Eight, start copying a few small sections from the device XML to the Panorma XML file's "pre-rules" section (for example, just the "addresses" section). We are doing small chunks because the process breaks easily -- if you do to much, you won't know what broke the import.
Ninth, Upload the revised Panorma XML file to the Panorama box.
- Import Named Conf. Snapshot
- Load Named Conf Snapshot
Repeat forever until done! :-), Yes, it is tedius, I spaced this out over 2-3 days to make it a little easier to digest haha!
EDIT -- LOL! I just realized that I described the process to IMPORT the policy to Panorma, but not how to finish and tie it to the PA devices.
To fully manage your devices using Panorama's policy, you will end up needing to schedule downtime for each unit (one at a time).
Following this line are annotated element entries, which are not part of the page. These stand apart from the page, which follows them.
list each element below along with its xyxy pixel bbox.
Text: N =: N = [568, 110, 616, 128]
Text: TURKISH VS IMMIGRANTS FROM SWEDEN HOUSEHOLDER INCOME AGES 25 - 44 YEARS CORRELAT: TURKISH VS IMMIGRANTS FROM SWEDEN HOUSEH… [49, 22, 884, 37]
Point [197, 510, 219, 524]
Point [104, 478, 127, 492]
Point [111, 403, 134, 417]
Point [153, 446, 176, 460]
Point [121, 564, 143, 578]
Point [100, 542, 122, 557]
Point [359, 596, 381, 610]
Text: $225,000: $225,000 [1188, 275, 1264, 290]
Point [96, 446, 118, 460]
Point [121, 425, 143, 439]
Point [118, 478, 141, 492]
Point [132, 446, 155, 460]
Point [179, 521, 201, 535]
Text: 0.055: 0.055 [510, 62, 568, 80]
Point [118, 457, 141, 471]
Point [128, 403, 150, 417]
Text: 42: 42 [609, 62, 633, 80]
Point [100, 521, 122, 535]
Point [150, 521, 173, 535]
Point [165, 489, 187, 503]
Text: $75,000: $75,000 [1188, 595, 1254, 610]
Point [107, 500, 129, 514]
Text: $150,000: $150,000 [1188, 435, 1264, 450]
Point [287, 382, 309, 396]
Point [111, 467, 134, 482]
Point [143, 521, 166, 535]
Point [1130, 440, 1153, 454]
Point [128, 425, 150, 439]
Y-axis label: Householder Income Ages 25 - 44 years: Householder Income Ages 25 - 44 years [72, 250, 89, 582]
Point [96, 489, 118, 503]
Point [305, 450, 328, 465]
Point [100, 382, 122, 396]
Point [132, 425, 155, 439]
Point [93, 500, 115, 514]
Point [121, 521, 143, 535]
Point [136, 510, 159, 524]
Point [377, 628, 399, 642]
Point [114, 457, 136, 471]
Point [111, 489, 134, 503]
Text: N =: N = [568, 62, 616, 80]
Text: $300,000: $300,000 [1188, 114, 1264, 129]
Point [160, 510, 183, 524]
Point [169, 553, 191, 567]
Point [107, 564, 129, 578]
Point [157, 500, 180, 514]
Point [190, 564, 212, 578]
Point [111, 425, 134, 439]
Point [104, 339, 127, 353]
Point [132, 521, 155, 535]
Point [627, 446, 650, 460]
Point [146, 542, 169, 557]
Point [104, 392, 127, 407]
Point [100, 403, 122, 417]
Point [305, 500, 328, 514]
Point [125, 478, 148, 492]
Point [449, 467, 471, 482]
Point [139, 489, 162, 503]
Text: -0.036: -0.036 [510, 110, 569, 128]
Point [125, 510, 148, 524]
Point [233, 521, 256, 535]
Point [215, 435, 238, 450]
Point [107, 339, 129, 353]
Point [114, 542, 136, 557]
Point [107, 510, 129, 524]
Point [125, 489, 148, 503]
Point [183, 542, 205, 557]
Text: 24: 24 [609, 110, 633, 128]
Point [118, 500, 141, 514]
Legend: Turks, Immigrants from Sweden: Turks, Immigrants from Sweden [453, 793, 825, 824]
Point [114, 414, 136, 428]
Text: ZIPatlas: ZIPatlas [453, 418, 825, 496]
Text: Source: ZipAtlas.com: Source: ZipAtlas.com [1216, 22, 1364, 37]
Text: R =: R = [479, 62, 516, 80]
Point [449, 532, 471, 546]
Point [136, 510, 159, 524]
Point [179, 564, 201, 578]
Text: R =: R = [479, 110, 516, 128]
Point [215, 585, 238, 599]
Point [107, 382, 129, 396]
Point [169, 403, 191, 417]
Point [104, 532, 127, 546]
Basically it boils down to this, you have to nearly nuke the PA firewall, earasing all items that appear in Panoarma's policy (it won't overwrite an existing rule/object, instead it will fail when you push it).
So in my case, it involved deleting all objects, addesses, profiles, and rules. A quick way of that is also by manipulation of the device XML file. It WILL kill all traffic going through the device. Then, link the device to Panorama and push the new policy from Panorama down.
DO A BACKUP BEFORE NUKING YOUR CONFIG!!!! :smileylaugh: I shouldn't have to say that but you know, someone will forget haha!
It will eventually work, just don't rush the rule moves or you will spend more time re-doing it/troubleshooting what didnt take. I know have a Panorama 4.1.1 box managing 4 x 2050s on 4.1.1, works like a charm now!
ps. I know, it's an old post that I'm replying to, but PA's support will just flat out say "it can't be done"... not a great answer, when this type of logic [the import process] could easily be built into Panorama. The export could be done in real-time if the PA allowed the overwriting of existing rules/objects.
I'm glad you replied! I was actually working on doing that exact procedure, but hadn't had time to try and test it, but I'm glad to hear that it does work! And thanks for the tip on taking it bit by bit as opposed to the full push at once.
Just out of curiousity, what causes the downtime? I might have misunderstood, but exporting from the device, then importing to Panorama with overlapping rules doesn't seem like it would create an outage.
One more note of context...
I'm in a critical 24x7 environment, so if you're careful and the existing design is flexible, the downtime should be minimal.
In my case, our PA's were in-line physically to upstream edge firewalls. We did a failover to the upstream firewalls to shift traffic from one PA to another. I nuked the "standby" PA, got it in sync, then failed the firewalls back. Now things could go bad (if they do, do another fail-over), otherwise move to the next PA. This only works if you're layered though, and also not in HA on the PA side. Our PAs are just doing web filtering, so we have them set-up this way to reduce the risk of impact.
I didn't want to manage rules in both places just on the Panorama side (all of our devices are identical -- we just use them for web filtering). So I had to nuke all existing rules and objects on the PA-2050s prior to pushing config from Panorma to them. (If an existing address, object, rule, etc, exists that is identical, the push will fail).
One more note -- I "bug" I think, on my install of Panorama, it was defaulting to a different URL database, so the category names available from it DID NOT match the PA devices. Thgouh a support case, I found that you need to manually set it to use "Brightcloud", what the PAs use. I don't recall the full command but it was something like "set system urldatabase brightcloud". I think you'll find a setting under the XML relating to that, I think the defautl was "surfcontroL".